The best games ever made have emergent gameplay that extends the games life because of things gamers find and figure out themselves. This is something definitely missing from modern gaming, the process has become so sterile and copypaste its like every game has a formula now. What actually happened to emergent gameplay?
Fighters, platformers, adventure games all used to have things gamers found whether they're physics exploits, new ways to use intended control mechanics, ways to surpass developer intended barriers. Why did this have to go away? It made the games funner. Some series like Metroid even incorporated breaking the game intentionally because they knew fans found ways to break it.
Because they know the average gamer now just wants to consume, and doesn't really give a shit about finding new ways to do shit. They just want to look at graphics, hit a few QTEs, and call it a day.
>>380465685
But if that was every gamer we wouldn't see young people going back and playing the older games like they do. Developers have just genuinely forgone depth to their games.
>>380465860
What games are young people going back to play? The first assassin's creed? Black Ops? Fucking skyrim? I haven't exactly seen a lot of cases for young people going back to play "older" games, except for the ones they feel nostalgic for. Which are the early emergence of the cookie cutter game design
>>380466113wait does 24 count as young?
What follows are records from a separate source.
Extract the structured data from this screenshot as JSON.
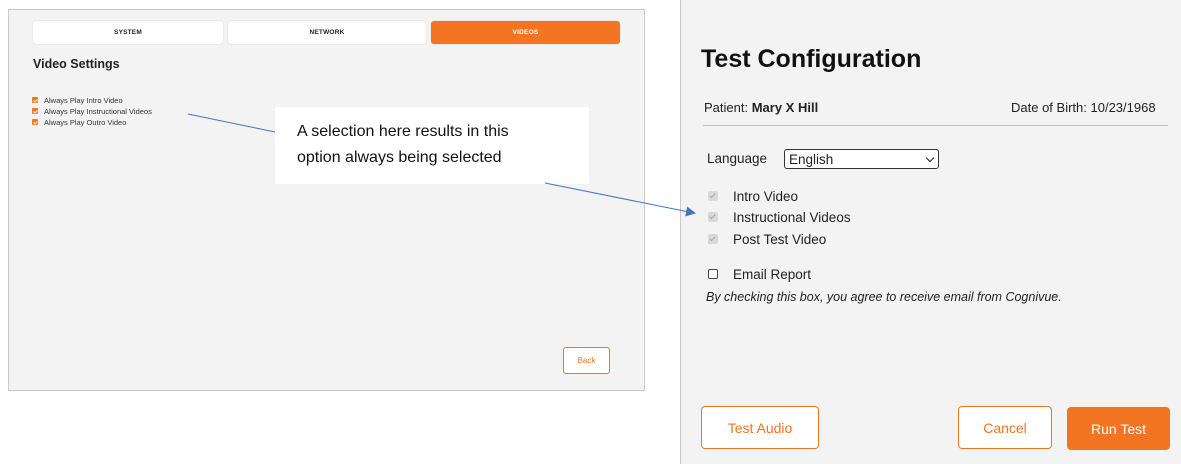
{
  "left_panel": {
    "tabs": [
      {
        "label": "SYSTEM",
        "active": false
      },
      {
        "label": "NETWORK",
        "active": false
      },
      {
        "label": "VIDEOS",
        "active": true
      }
    ],
    "section_title": "Video Settings",
    "options": [
      {
        "label": "Always Play Intro Video",
        "checked": true
      },
      {
        "label": "Always Play Instructional Videos",
        "checked": true
      },
      {
        "label": "Always Play Outro Video",
        "checked": true
      }
    ],
    "back_label": "Back"
  },
  "annotation": {
    "line1": "A selection here results in this",
    "line2": "option always being selected"
  },
  "right_panel": {
    "title": "Test Configuration",
    "patient_label": "Patient:",
    "patient_name": "Mary X Hill",
    "dob_label": "Date of Birth:",
    "dob_value": "10/23/1968",
    "language_label": "Language",
    "language_value": "English",
    "video_options": [
      {
        "label": "Intro Video",
        "checked": true,
        "disabled": true
      },
      {
        "label": "Instructional Videos",
        "checked": true,
        "disabled": true
      },
      {
        "label": "Post Test Video",
        "checked": true,
        "disabled": true
      }
    ],
    "email_label": "Email Report",
    "email_checked": false,
    "email_note": "By checking this box, you agree to receive email from Cognivue.",
    "buttons": {
      "test_audio": "Test Audio",
      "cancel": "Cancel",
      "run_test": "Run Test"
    }
  },
  "colors": {
    "accent": "#f47521",
    "arrow": "#4472c4"
  }
}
Shit I might be the point you were making
>>380465860
>Developers have just genuinely forgone depth to their games
I don't think they forgot, it's they don't have time anymore. They have insane deadlines because this: >>380465685
In the good ol' days there Miyamoto canceled half done projects because they weren't perfect to his high standard. Today he took stage for the rabbit thing.
>>380465235
If you haven't played prey already, you're full of shit.
There are so many games made by smaller studios or indie developers these days, that I think games, on average, probably don't have as long development cycles as there is more competition on the market now?
>>380467143
I think the short dev cycles are more about developer deadlines (like trying to churn a new game out every year, looking at you ubisoft), and because of that the devs found ways to meet said short deadlines. Namely, by boiling everything down into easily-transferable engines and game mechanics between games. That way they only have to make new art and record new dialogue and keep most of the animations in tact
again, like what ubi does. And bioware. And now I guess bungie. and EA
>emergent gameplay
2016-early 2017 has actually been a pretty good time for this sort of thing if you enjoy stealth games, and immersive sims. Too bad they all bombed
>>380466983
Honestly, I haven't. Not out of spite or laziness but because of apathy because of how far gamings gone down the shitter. I stopped checking or trying to find that needle in the haystack.
>>380467857
Yeahhh stealth was never my thing, most likely because I'm really horrible at stealth games. I'm so bad at them it stops my ability to enjoy them, except for the tenchu games. That's a dead series though.
>>380467670
I think that's true. But I guess the reason why those companies feel like they need to do that, is perhaps because people expect less from their games these days.
There are still heaps of indie games that cannot hold a candle to some titles from the early 2000's in terms of polish and mechanics. As I implied, the market is saturated.
>>380468861
Oh I definitely agree that people expect a lot less from their games, and while I agree that the market is saturated, I don't agree that the big game companies feel threatened by these indie games (who have a lot of the same problems as AAA games but without the brand recognition) and I don't think that's as big of a factor in rushing deadlines as you might think.
fuck it's been too long since I've had a real conversation on here.